### Theory:

**1**.

**Show that any positive odd integer is of form \(4q + 1\) or \(4q + 3\), where \(q\) is some integer**.

**Solution**:

**:**

**Recall****Euclid's division lemma**

Given positive integers \(a\) and \(b\), there exist unique integers \(q\) and \(r\) satisfying \(a = bq + r, 0 ≤ r < b\).

Let \(a\) be an odd positive integer, and \(b\) be the divisor.

And, take \(b = 4\).

Now, apply Euclid's division lemma.

\(a = 4q + r\), where \(0 \le r < 4\)

We know that remainder is always lesser than the divisor.

So, \(r\) can be \(0\), \(1\), \(2\) or \(3\).

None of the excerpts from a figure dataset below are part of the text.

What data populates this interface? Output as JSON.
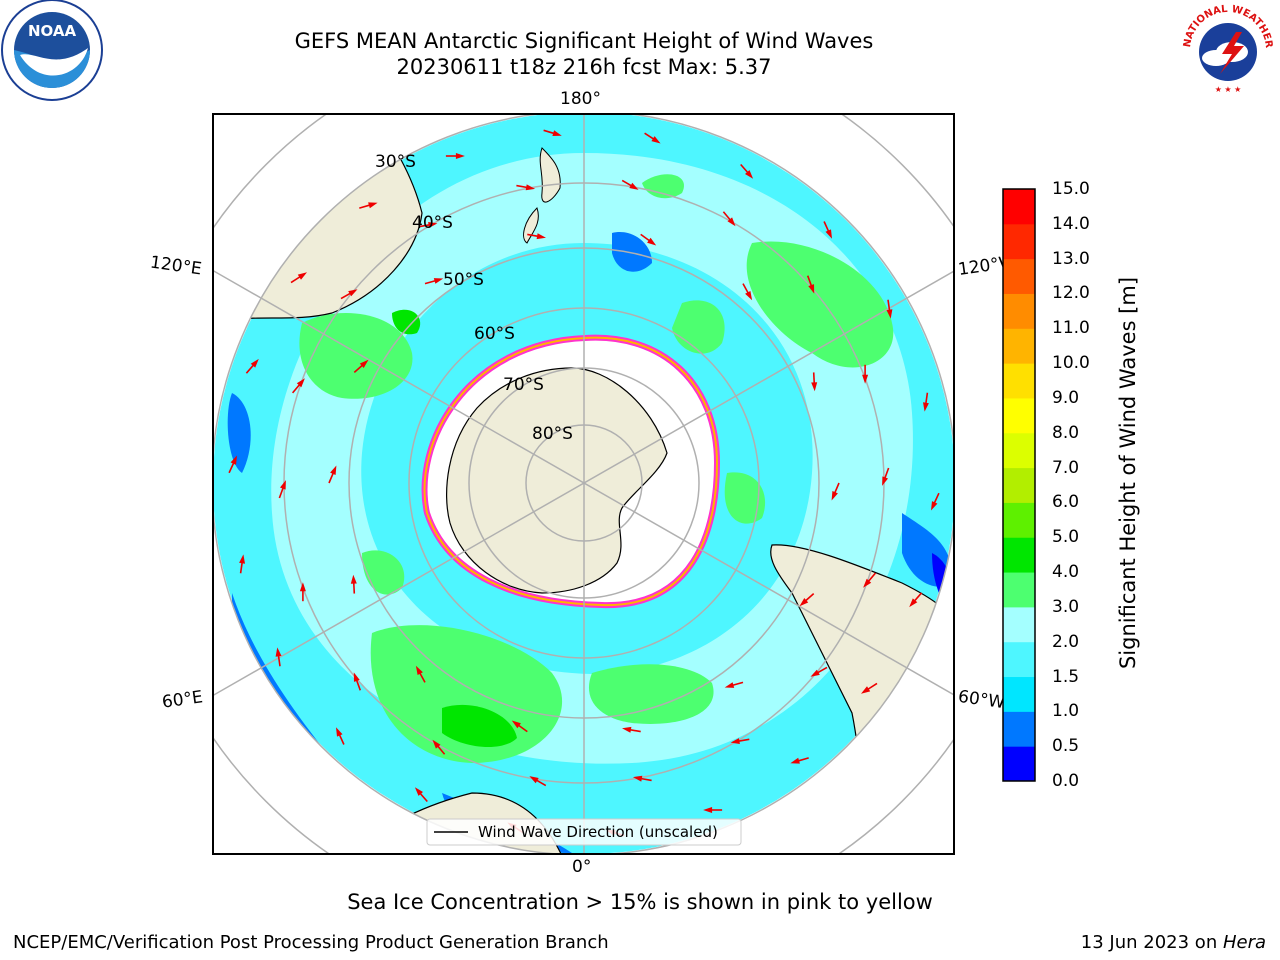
{
  "title": {
    "line1": "GEFS MEAN Antarctic Significant Height of Wind Waves",
    "line2": "20230611 t18z 216h fcst   Max: 5.37"
  },
  "logos": {
    "left_icon": "noaa-logo-icon",
    "left_text": "NOAA",
    "right_icon": "national-weather-service-logo-icon",
    "right_text": "NATIONAL WEATHER SERVICE"
  },
  "map": {
    "longitude_labels": {
      "top": "180°",
      "bottom": "0°",
      "upper_left": "120°E",
      "upper_right": "120°W",
      "lower_left": "60°E",
      "lower_right": "60°W"
    },
    "latitude_labels": [
      "30°S",
      "40°S",
      "50°S",
      "60°S",
      "70°S",
      "80°S"
    ],
    "legend_label": "Wind Wave Direction (unscaled)",
    "colors": {
      "land": "#efedd9",
      "ice": "#ffffff",
      "arrow": "#ee0000",
      "ice_edge": "#ff33cc"
    }
  },
  "colorbar": {
    "label": "Significant Height of Wind Waves [m]",
    "ticks": [
      "0.0",
      "0.5",
      "1.0",
      "1.5",
      "2.0",
      "3.0",
      "4.0",
      "5.0",
      "6.0",
      "7.0",
      "8.0",
      "9.0",
      "10.0",
      "11.0",
      "12.0",
      "13.0",
      "14.0",
      "15.0"
    ],
    "colors": [
      "#0000ff",
      "#0078ff",
      "#00e6ff",
      "#4ef6ff",
      "#a4ffff",
      "#4dff70",
      "#00e600",
      "#5ef000",
      "#b2ee00",
      "#dcff00",
      "#ffff00",
      "#ffe000",
      "#ffb400",
      "#ff8c00",
      "#ff5a00",
      "#ff2800",
      "#ff0000"
    ]
  },
  "note": "Sea Ice Concentration > 15% is shown in pink to yellow",
  "footer": {
    "left": "NCEP/EMC/Verification Post Processing Product Generation Branch",
    "date": "13 Jun 2023 on ",
    "machine": "Hera"
  }
}
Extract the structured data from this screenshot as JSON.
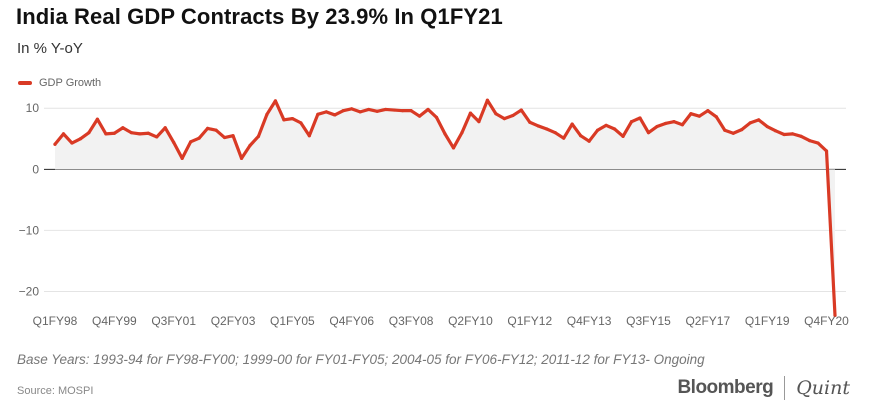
{
  "title": "India Real GDP Contracts By 23.9% In Q1FY21",
  "subtitle": "In % Y-oY",
  "footnote": "Base Years: 1993-94 for FY98-FY00; 1999-00 for FY01-FY05; 2004-05 for FY06-FY12; 2011-12 for FY13- Ongoing",
  "source": "Source: MOSPI",
  "brand": {
    "name_a": "Bloomberg",
    "name_b": "Quint"
  },
  "colors": {
    "line": "#d93a25",
    "area": "#f2f2f2",
    "grid": "#e4e4e4",
    "zero": "#222222"
  },
  "chart_data": {
    "type": "line",
    "x_tick_labels": [
      "Q1FY98",
      "Q4FY99",
      "Q3FY01",
      "Q2FY03",
      "Q1FY05",
      "Q4FY06",
      "Q3FY08",
      "Q2FY10",
      "Q1FY12",
      "Q4FY13",
      "Q3FY15",
      "Q2FY17",
      "Q1FY19",
      "Q4FY20"
    ],
    "x_tick_step": 7,
    "y_ticks": [
      10,
      0,
      -10,
      -20
    ],
    "ylim": [
      -24.5,
      12
    ],
    "grid": true,
    "legend_position": "top-left",
    "series": [
      {
        "name": "GDP Growth",
        "values": [
          4.1,
          5.8,
          4.3,
          5.0,
          6.0,
          8.2,
          5.8,
          5.9,
          6.8,
          6.0,
          5.8,
          5.9,
          5.3,
          6.8,
          4.4,
          1.8,
          4.5,
          5.1,
          6.7,
          6.4,
          5.2,
          5.5,
          1.8,
          3.9,
          5.4,
          9.0,
          11.2,
          8.1,
          8.3,
          7.6,
          5.5,
          9.0,
          9.4,
          8.9,
          9.6,
          9.9,
          9.4,
          9.8,
          9.5,
          9.8,
          9.7,
          9.6,
          9.6,
          8.7,
          9.8,
          8.5,
          5.8,
          3.5,
          6.0,
          9.2,
          7.8,
          11.3,
          9.1,
          8.3,
          8.8,
          9.7,
          7.7,
          7.1,
          6.6,
          6.0,
          5.1,
          7.4,
          5.5,
          4.6,
          6.4,
          7.2,
          6.6,
          5.4,
          7.8,
          8.4,
          6.0,
          7.0,
          7.5,
          7.8,
          7.3,
          9.1,
          8.7,
          9.6,
          8.6,
          6.4,
          5.9,
          6.5,
          7.6,
          8.1,
          7.0,
          6.3,
          5.7,
          5.8,
          5.4,
          4.7,
          4.3,
          3.0,
          -23.9
        ]
      }
    ]
  }
}
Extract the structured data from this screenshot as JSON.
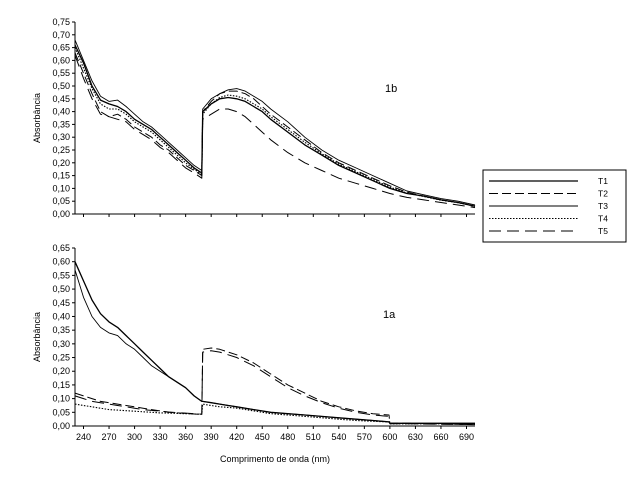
{
  "styles": {
    "T1": {
      "dash": "",
      "width": 1.3,
      "color": "#000000"
    },
    "T2": {
      "dash": "9,4",
      "width": 1.0,
      "color": "#000000"
    },
    "T3": {
      "dash": "",
      "width": 0.9,
      "color": "#000000"
    },
    "T4": {
      "dash": "1.5,1.5",
      "width": 1.1,
      "color": "#000000"
    },
    "T5": {
      "dash": "12,6",
      "width": 1.0,
      "color": "#000000"
    }
  },
  "legend": {
    "placement": "right, between panels",
    "items": [
      "T1",
      "T2",
      "T3",
      "T4",
      "T5"
    ]
  },
  "chart_data": [
    {
      "type": "line",
      "panel_label": "1b",
      "ylabel": "Absorbância",
      "xlabel": "",
      "xlim": [
        230,
        700
      ],
      "ylim": [
        0,
        0.75
      ],
      "yticks": [
        "0,00",
        "0,05",
        "0,10",
        "0,15",
        "0,20",
        "0,25",
        "0,30",
        "0,35",
        "0,40",
        "0,45",
        "0,50",
        "0,55",
        "0,60",
        "0,65",
        "0,70",
        "0,75"
      ],
      "xticks": [],
      "series": [
        {
          "name": "T1",
          "x": [
            230,
            240,
            250,
            260,
            270,
            280,
            290,
            300,
            310,
            320,
            330,
            340,
            350,
            360,
            370,
            379,
            380,
            390,
            400,
            410,
            420,
            430,
            440,
            450,
            460,
            480,
            500,
            520,
            540,
            560,
            580,
            600,
            620,
            640,
            660,
            680,
            700
          ],
          "y": [
            0.66,
            0.59,
            0.5,
            0.445,
            0.43,
            0.42,
            0.4,
            0.37,
            0.35,
            0.33,
            0.3,
            0.27,
            0.24,
            0.21,
            0.18,
            0.16,
            0.4,
            0.43,
            0.45,
            0.455,
            0.45,
            0.44,
            0.42,
            0.4,
            0.37,
            0.32,
            0.27,
            0.23,
            0.19,
            0.16,
            0.13,
            0.1,
            0.08,
            0.07,
            0.055,
            0.045,
            0.03
          ]
        },
        {
          "name": "T2",
          "x": [
            230,
            240,
            250,
            260,
            270,
            280,
            290,
            300,
            310,
            320,
            330,
            340,
            350,
            360,
            370,
            379,
            380,
            390,
            400,
            410,
            420,
            430,
            440,
            450,
            460,
            480,
            500,
            520,
            540,
            560,
            580,
            600,
            620,
            640,
            660,
            680,
            700
          ],
          "y": [
            0.63,
            0.55,
            0.47,
            0.4,
            0.38,
            0.39,
            0.37,
            0.34,
            0.32,
            0.3,
            0.27,
            0.25,
            0.22,
            0.19,
            0.17,
            0.15,
            0.4,
            0.44,
            0.47,
            0.48,
            0.48,
            0.47,
            0.45,
            0.42,
            0.39,
            0.34,
            0.29,
            0.24,
            0.2,
            0.17,
            0.14,
            0.11,
            0.085,
            0.07,
            0.055,
            0.045,
            0.03
          ]
        },
        {
          "name": "T3",
          "x": [
            230,
            240,
            250,
            260,
            270,
            280,
            290,
            300,
            310,
            320,
            330,
            340,
            350,
            360,
            370,
            379,
            380,
            390,
            400,
            410,
            420,
            430,
            440,
            450,
            460,
            480,
            500,
            520,
            540,
            560,
            580,
            600,
            620,
            640,
            660,
            680,
            700
          ],
          "y": [
            0.68,
            0.6,
            0.52,
            0.46,
            0.44,
            0.445,
            0.42,
            0.39,
            0.36,
            0.34,
            0.31,
            0.28,
            0.25,
            0.22,
            0.19,
            0.17,
            0.41,
            0.45,
            0.47,
            0.485,
            0.49,
            0.48,
            0.46,
            0.44,
            0.41,
            0.36,
            0.3,
            0.25,
            0.21,
            0.18,
            0.15,
            0.12,
            0.09,
            0.075,
            0.06,
            0.05,
            0.035
          ]
        },
        {
          "name": "T4",
          "x": [
            230,
            240,
            250,
            260,
            270,
            280,
            290,
            300,
            310,
            320,
            330,
            340,
            350,
            360,
            370,
            379,
            380,
            390,
            400,
            410,
            420,
            430,
            440,
            450,
            460,
            480,
            500,
            520,
            540,
            560,
            580,
            600,
            620,
            640,
            660,
            680,
            700
          ],
          "y": [
            0.65,
            0.57,
            0.49,
            0.43,
            0.41,
            0.41,
            0.39,
            0.36,
            0.34,
            0.32,
            0.29,
            0.26,
            0.23,
            0.2,
            0.175,
            0.155,
            0.39,
            0.43,
            0.455,
            0.465,
            0.46,
            0.45,
            0.43,
            0.41,
            0.38,
            0.33,
            0.28,
            0.235,
            0.195,
            0.165,
            0.135,
            0.105,
            0.082,
            0.068,
            0.054,
            0.044,
            0.03
          ]
        },
        {
          "name": "T5",
          "x": [
            230,
            240,
            250,
            260,
            270,
            280,
            290,
            300,
            310,
            320,
            330,
            340,
            350,
            360,
            370,
            379,
            380,
            390,
            400,
            410,
            420,
            430,
            440,
            450,
            460,
            480,
            500,
            520,
            540,
            560,
            580,
            600,
            620,
            640,
            660,
            680,
            700
          ],
          "y": [
            0.62,
            0.53,
            0.45,
            0.39,
            0.38,
            0.37,
            0.36,
            0.33,
            0.31,
            0.29,
            0.26,
            0.24,
            0.21,
            0.18,
            0.16,
            0.14,
            0.37,
            0.39,
            0.41,
            0.41,
            0.4,
            0.38,
            0.35,
            0.32,
            0.29,
            0.24,
            0.2,
            0.17,
            0.14,
            0.12,
            0.1,
            0.08,
            0.065,
            0.055,
            0.045,
            0.035,
            0.025
          ]
        }
      ]
    },
    {
      "type": "line",
      "panel_label": "1a",
      "ylabel": "Absorbância",
      "xlabel": "Comprimento de onda (nm)",
      "xlim": [
        230,
        700
      ],
      "ylim": [
        0,
        0.65
      ],
      "yticks": [
        "0,00",
        "0,05",
        "0,10",
        "0,15",
        "0,20",
        "0,25",
        "0,30",
        "0,35",
        "0,40",
        "0,45",
        "0,50",
        "0,55",
        "0,60",
        "0,65"
      ],
      "xticks": [
        240,
        270,
        300,
        330,
        360,
        390,
        420,
        450,
        480,
        510,
        540,
        570,
        600,
        630,
        660,
        690
      ],
      "series": [
        {
          "name": "T1",
          "x": [
            230,
            240,
            250,
            260,
            270,
            280,
            290,
            300,
            310,
            320,
            330,
            340,
            350,
            360,
            370,
            379,
            380,
            390,
            400,
            410,
            420,
            440,
            460,
            480,
            500,
            520,
            540,
            560,
            580,
            599,
            600,
            620,
            650,
            700
          ],
          "y": [
            0.6,
            0.53,
            0.46,
            0.41,
            0.38,
            0.36,
            0.33,
            0.3,
            0.27,
            0.24,
            0.21,
            0.18,
            0.16,
            0.14,
            0.11,
            0.09,
            0.09,
            0.085,
            0.08,
            0.075,
            0.07,
            0.06,
            0.05,
            0.045,
            0.04,
            0.035,
            0.03,
            0.025,
            0.02,
            0.015,
            0.01,
            0.01,
            0.01,
            0.01
          ]
        },
        {
          "name": "T2",
          "x": [
            230,
            240,
            250,
            260,
            270,
            280,
            290,
            300,
            310,
            320,
            330,
            340,
            350,
            360,
            370,
            379,
            380,
            390,
            400,
            410,
            420,
            440,
            460,
            480,
            500,
            520,
            540,
            560,
            580,
            599,
            600,
            620,
            650,
            700
          ],
          "y": [
            0.12,
            0.11,
            0.1,
            0.09,
            0.085,
            0.08,
            0.075,
            0.07,
            0.065,
            0.06,
            0.055,
            0.05,
            0.048,
            0.046,
            0.044,
            0.042,
            0.28,
            0.285,
            0.28,
            0.27,
            0.26,
            0.23,
            0.19,
            0.15,
            0.12,
            0.09,
            0.07,
            0.055,
            0.045,
            0.04,
            0.01,
            0.01,
            0.008,
            0.005
          ]
        },
        {
          "name": "T3",
          "x": [
            230,
            240,
            250,
            260,
            270,
            280,
            290,
            300,
            310,
            320,
            330,
            340,
            350,
            360,
            370,
            379,
            380,
            390,
            400,
            410,
            420,
            440,
            460,
            480,
            500,
            520,
            540,
            560,
            580,
            599,
            600,
            620,
            650,
            700
          ],
          "y": [
            0.57,
            0.47,
            0.4,
            0.36,
            0.34,
            0.33,
            0.3,
            0.28,
            0.25,
            0.22,
            0.2,
            0.18,
            0.16,
            0.14,
            0.11,
            0.09,
            0.09,
            0.085,
            0.08,
            0.075,
            0.07,
            0.06,
            0.05,
            0.045,
            0.04,
            0.035,
            0.03,
            0.025,
            0.02,
            0.015,
            0.01,
            0.01,
            0.01,
            0.01
          ]
        },
        {
          "name": "T4",
          "x": [
            230,
            240,
            250,
            260,
            270,
            280,
            290,
            300,
            310,
            320,
            330,
            340,
            350,
            360,
            370,
            379,
            380,
            390,
            400,
            410,
            420,
            440,
            460,
            480,
            500,
            520,
            540,
            560,
            580,
            599,
            600,
            620,
            650,
            700
          ],
          "y": [
            0.08,
            0.075,
            0.07,
            0.065,
            0.06,
            0.058,
            0.056,
            0.054,
            0.052,
            0.05,
            0.048,
            0.047,
            0.046,
            0.045,
            0.044,
            0.043,
            0.08,
            0.075,
            0.07,
            0.068,
            0.065,
            0.055,
            0.045,
            0.04,
            0.035,
            0.03,
            0.025,
            0.02,
            0.017,
            0.015,
            0.008,
            0.008,
            0.008,
            0.008
          ]
        },
        {
          "name": "T5",
          "x": [
            230,
            240,
            250,
            260,
            270,
            280,
            290,
            300,
            310,
            320,
            330,
            340,
            350,
            360,
            370,
            379,
            380,
            390,
            400,
            410,
            420,
            440,
            460,
            480,
            500,
            520,
            540,
            560,
            580,
            599,
            600,
            620,
            650,
            700
          ],
          "y": [
            0.11,
            0.1,
            0.09,
            0.085,
            0.08,
            0.075,
            0.07,
            0.065,
            0.06,
            0.057,
            0.054,
            0.051,
            0.049,
            0.047,
            0.045,
            0.043,
            0.27,
            0.275,
            0.27,
            0.26,
            0.25,
            0.22,
            0.18,
            0.14,
            0.11,
            0.085,
            0.065,
            0.05,
            0.04,
            0.035,
            0.008,
            0.008,
            0.007,
            0.005
          ]
        }
      ]
    }
  ]
}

If \(r = 0\), then the equation becomes \(a = 4q\).

If \(r = 1\), then the equation becomes \(a = 4q + 1\).

If \(r = 2\), then the equation becomes \(a = 4q + 2\).

If \(r = 3\), then the equation becomes \(a = 4q + 3\).

Here, \(4q\) and \(4q + 2\) are even numbers.

Since \(a\) is an odd positive integer, \(a\) cannot be \(4q\) or \(4q + 2\).

Since \(a\) is an odd positive integer, \(a\) can be \(4q + 1\) or \(4q + 3\).

**Thus, any positive odd integer is of form \(4q + 1\) or \(4q + 3\), where \(q\) is some integer**.

**2**.

**Check whether \(6^n\) can end with the digit \(0\) for any natural number \(n\)**.

**Solution**:

The number, which ends with digit \(0\), must be a multiple of \(10\).

The prime factor of \(10\) is \(2 \times 5\).

That means, if a number ends with digit \(0\), then it must contain \(2\) and \(5\) as the factors.

Now, \(6^n = (2 \times 3)^n\).

Here, \(6^n\) contains \(2\) as a factor, but it does not contain the factor \(5\).

So, it does not end with the digit \(0\).

**Therefore, \(6^n\) cannot end with the digit \(0\) for any natural number \(n\)**.

**3**.

**Find the LCM and HCF of \(15\) and \(42\) by the prime factorisation method. Also, find their product**.

**Solution**:

First, let us write the given numbers as a product of primes.

\(15 = 3 \times 5\)

\(42 = 2 \times 3 \times 7\)

LCM \(=\) \(2 \times 3 \times 5 \times 7 = 210\)

HCF \(=\) \(3\)

HCF \(\times\) LCM \(=\) \(210 \times 3 = 630\)

**Note from the above example**:

HCF \(\times\) LCM \(=\) \(630\)

We know, \(15 \times 42 = 630\).

So, HCF \(\times\) LCM \(=\) \(15 \times 42 \)

**That is, HCF**\(\times\)

**LCM**\(=\)

**Product of the given numbers**.

Important!

**For any two positive integers \(a\) and \(b\):**

**HCF \((a, b)\) \(\times\) LCM \((a, b) = a \times b\)**